Rivista Anarchica Online
A nous la libertè diario a cura di Felice Accame
L'ultimo stadio dell'ideologia turistica
Fra i più tetri e acuti racconti di fantascienza va
annoverato Il magazzino dei mondi di Robert Sheckley- roba di
almeno 25 anni fa. Vi si narra di un mondo derelitto, tra
sopravvissuti topi e detriti, dove a caro prezzo, in una baracca,
viene offerta la breve esperienza che regala all'eventuale
coraggioso cliente l'incontro con i propri desideri più
segreti. Chi supponesse che, per compensazione dello sfascio, il
tapino ambisse allo sfarzo, avrebbe torto: al magazzino dei mondi
disponibili si chiede - più banalmente, più
tragicamente - le noie di tutti i giorni, il corso e ricorso del
tempo senza qualità, quel grigiore di uno stile di vita cui,
senza avvederci di quanto valesse, abbiamo rinunciato. Il sogno
indotto e programmato, dunque, sembrerebbe essere il prossimo
surrogato del turismo di massa - lo specifico più adatto,
come si sa, al sapore delle istanze ribelli e delle individualità
refrattarie. Un'elaborazione di quest'ottima idea è al
centro di Atto di forza (Total recall), di un Paul
Verhoven che, con i soldi degli americani, sforna film non
all'altezza concettuale di quelli sfornati nell'Olanda natia (Il
quarto uomo, 1983 e Flesh and Blood, 1985), ma pur sempre
rispettabili- per spunto narrativo, per coerenza teoretica, per
suggestioni inquietanti, per costruzione di immagini e, perché
no, per la truce irriverenza che persiste a manifestare chiunque sia
il padrone (come Robocop, ad esempio). Al protagonista -
un presunto spaccapietre di un futuro planetariamente autoritario -,
conscio e subconscio impartiscono un desiderio che diventa un
ordine: accettare l'ultima soluzione dell'agenzia turistica
perfetta - un viaggio a Marte, paesaggi avventure emozioni sesso
tutto compreso e previsto, senza i fastidi di andarci davvero, ma
"implementato" nel cervello.
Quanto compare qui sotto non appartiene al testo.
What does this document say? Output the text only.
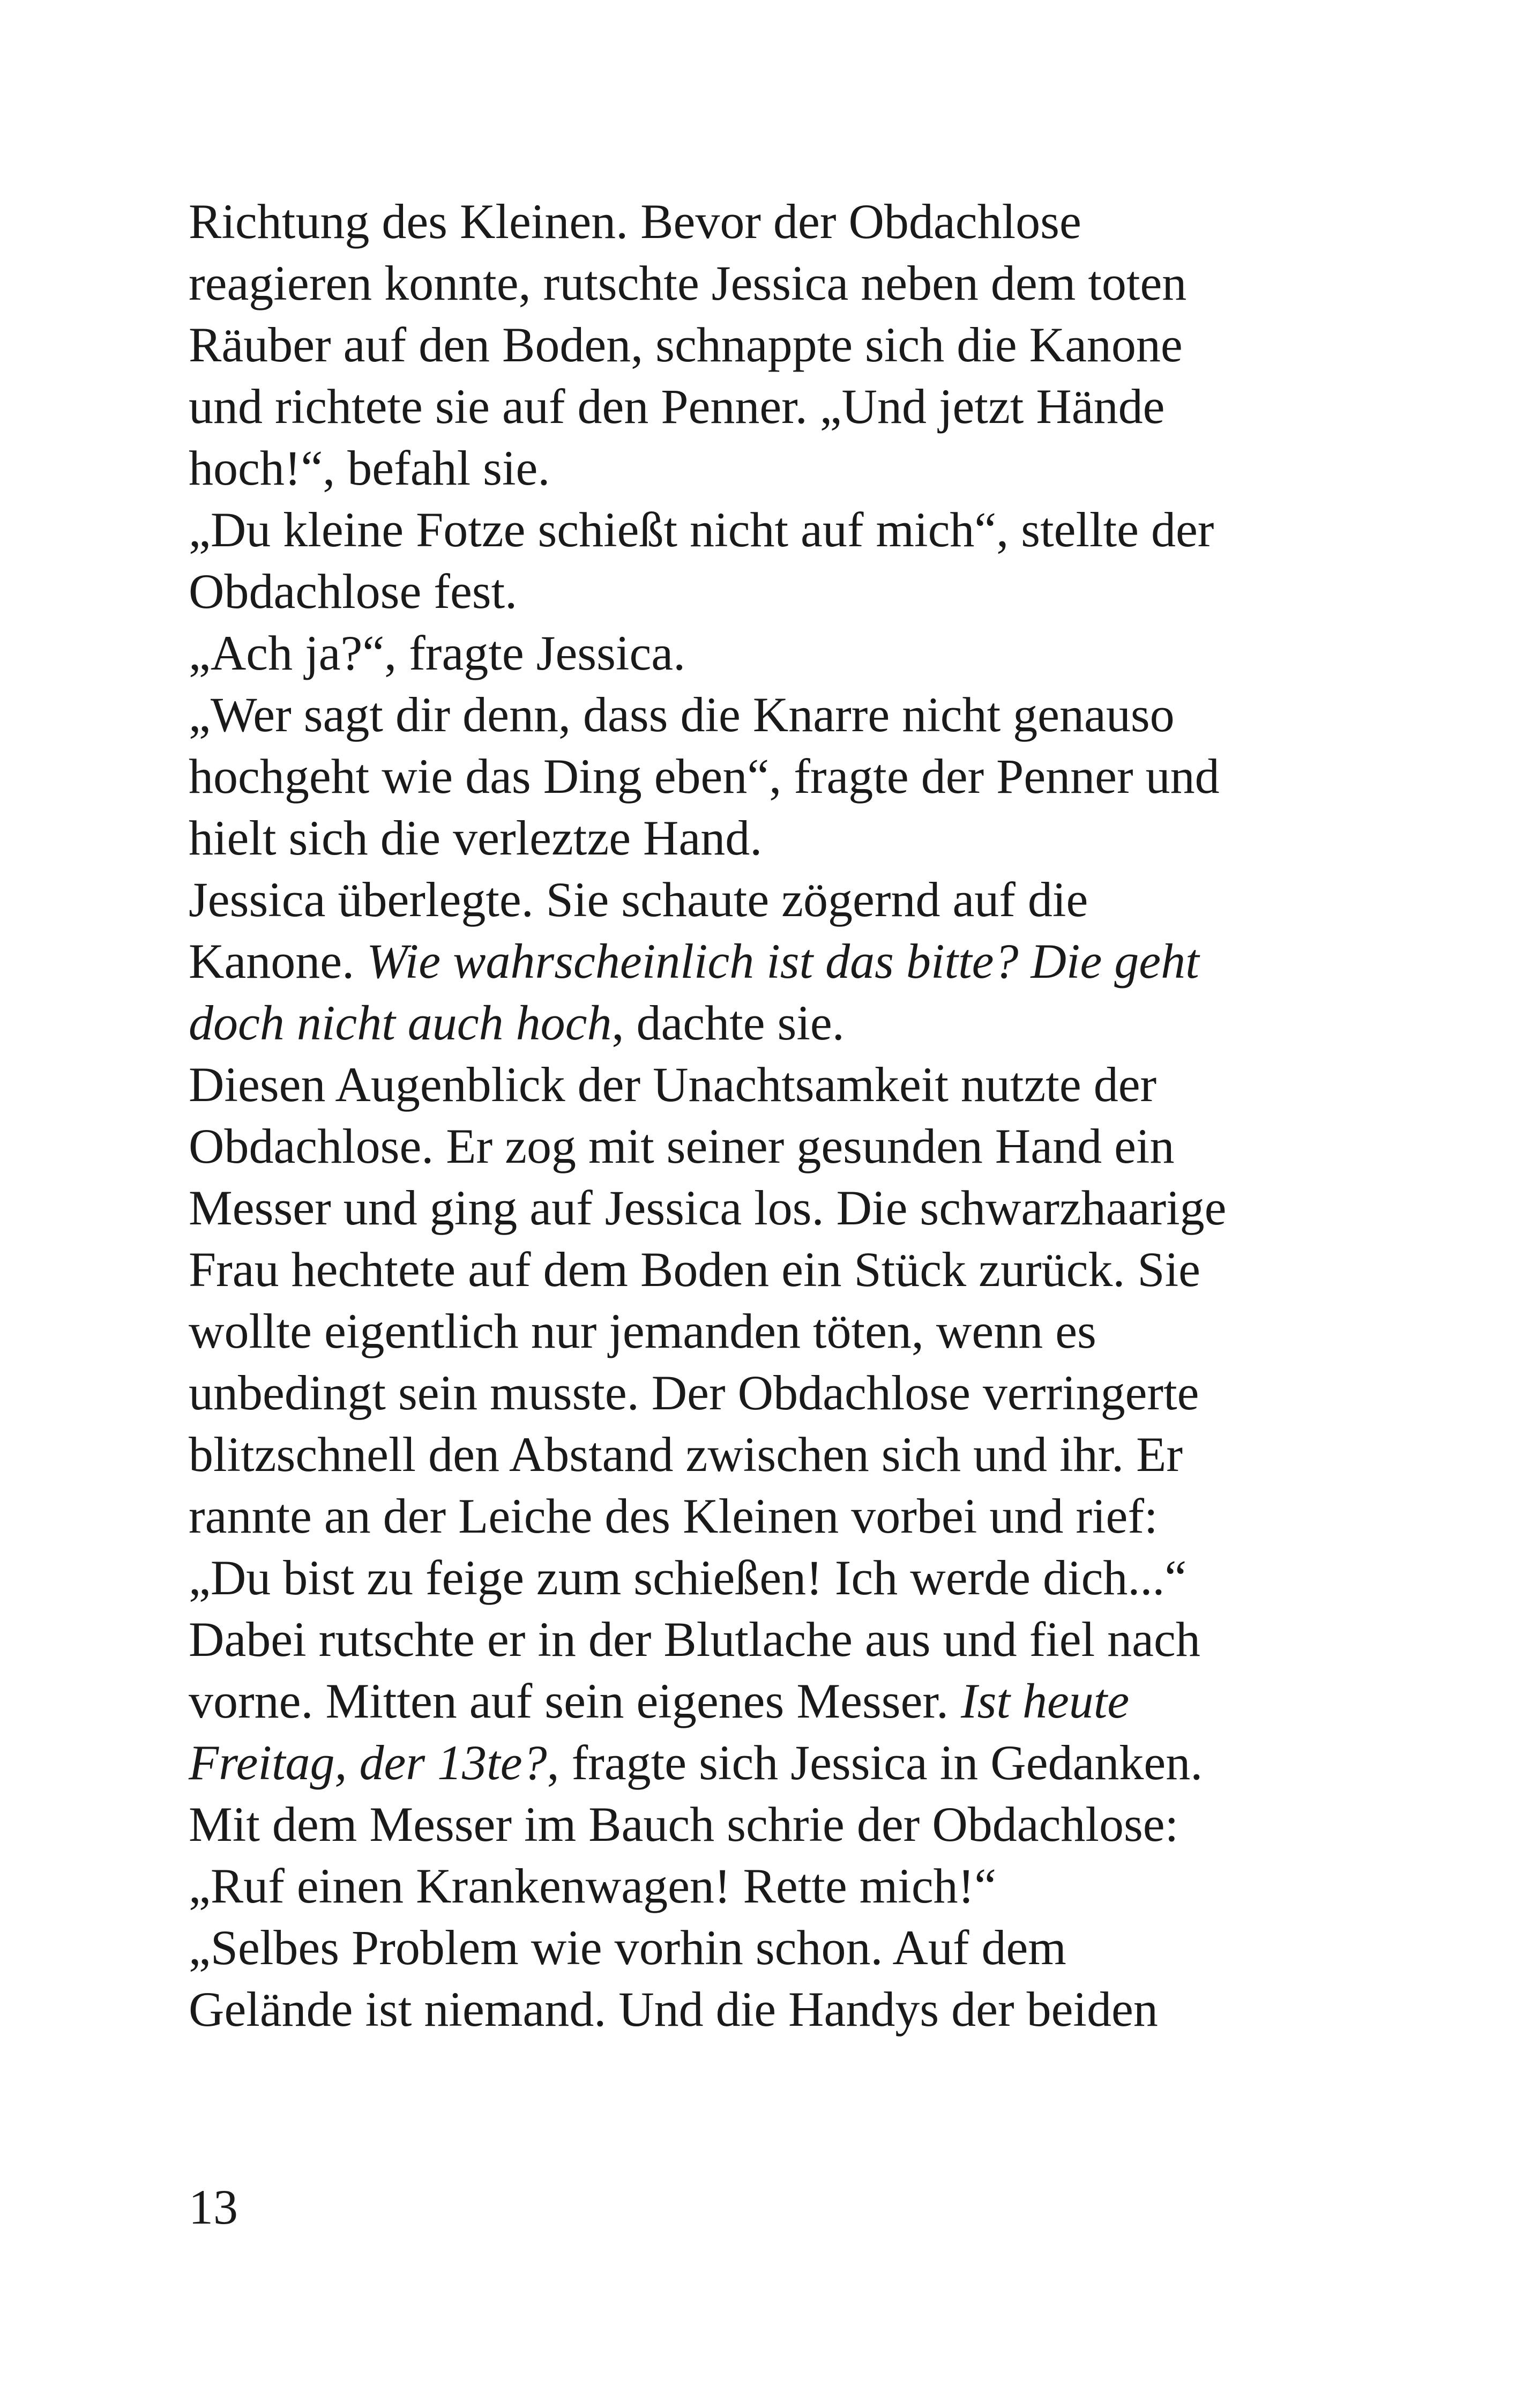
Richtung des Kleinen. Bevor der Obdachlose
reagieren konnte, rutschte Jessica neben dem toten
Räuber auf den Boden, schnappte sich die Kanone
und richtete sie auf den Penner. „Und jetzt Hände
hoch!“, befahl sie.
„Du kleine Fotze schießt nicht auf mich“, stellte der
Obdachlose fest.
„Ach ja?“, fragte Jessica.
„Wer sagt dir denn, dass die Knarre nicht genauso
hochgeht wie das Ding eben“, fragte der Penner und
hielt sich die verleztze Hand.
Jessica überlegte. Sie schaute zögernd auf die
Kanone. Wie wahrscheinlich ist das bitte? Die geht
doch nicht auch hoch, dachte sie.
Diesen Augenblick der Unachtsamkeit nutzte der
Obdachlose. Er zog mit seiner gesunden Hand ein
Messer und ging auf Jessica los. Die schwarzhaarige
Frau hechtete auf dem Boden ein Stück zurück. Sie
wollte eigentlich nur jemanden töten, wenn es
unbedingt sein musste. Der Obdachlose verringerte
blitzschnell den Abstand zwischen sich und ihr. Er
rannte an der Leiche des Kleinen vorbei und rief:
„Du bist zu feige zum schießen! Ich werde dich...“
Dabei rutschte er in der Blutlache aus und fiel nach
vorne. Mitten auf sein eigenes Messer. Ist heute
Freitag, der 13te?, fragte sich Jessica in Gedanken.
Mit dem Messer im Bauch schrie der Obdachlose:
„Ruf einen Krankenwagen! Rette mich!“
„Selbes Problem wie vorhin schon. Auf dem
Gelände ist niemand. Und die Handys der beiden
13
Turista, insomma, senza
muoversi da una poltrona: la disperazione degli affittacamere, ma la
gioia del regime - se c'è chi il mondo me lo fa come voglio
io, perché darsi tanto da fare? Cambiare è né
più né meno che sostituire il dischetto nel
computer...guerra ai potenti la dichiaro nel videogame che vado ad
interpretare. Se il turismo del ventesimo secolo contribuisce come
poco alla resa sociale esportando ovunque il mercato di cui è
figlio -, il turismo mentale di Vehroven significa il disarmo
unilaterale dei subordinati. Che poi- visto che pagano gli americani
e che il successo laggiù è pura questione di quantità
- al nostro eroe il viaggio metaforico vada male e gli tocchi
intraprenderlo davvero, e che da lì in poi si trovi a lottare
ed a vincere in nome dell'amore e della libertà (e che a noi
spettatori tocchi di assistere, in definitiva, ad un fumettaccio di
avventure mozzafiato e mozzatutto, dipinte tuttavia sul cupo fondale
di quel che ci attende un domani), è questione di secondaria
importanza. Il film pare complessivamente poca cosa- i tre o quattro
colpi di genio che garantiscono autentica la firma del regista (i
rapporti ambigui fra marito e moglie, alcune sequenze del bordello
marziano, il rifugio simbiotico del capo della resistenza) non
possono da soli conferirgli lo status del capolavoro - e la
presenza di Schwarzenegger costituisce uno scotto non lieve da
pagare in termini di sradicamenti, forzutaggini, sovrumanerie,
schiodamenti, frantumazioni e battutacce di commiato all'ultima
frattaglia del cattivo di turno. E tuttavia Atto di forza va
visto e apprezzato per quel che può dare: nemmeno tanto sotto
sotto c'è lo sberleffo del regista per chi lo paga; il lieto
fine è manifestamente bugiardo e la vena pessimista è
genuina. L'uomo è una macchina, ma a differenza delle tante
altre ha un programma - grazie al quale si duplica ed evolve:
attenti a chi pretende di autolegittimarsi come programmatore.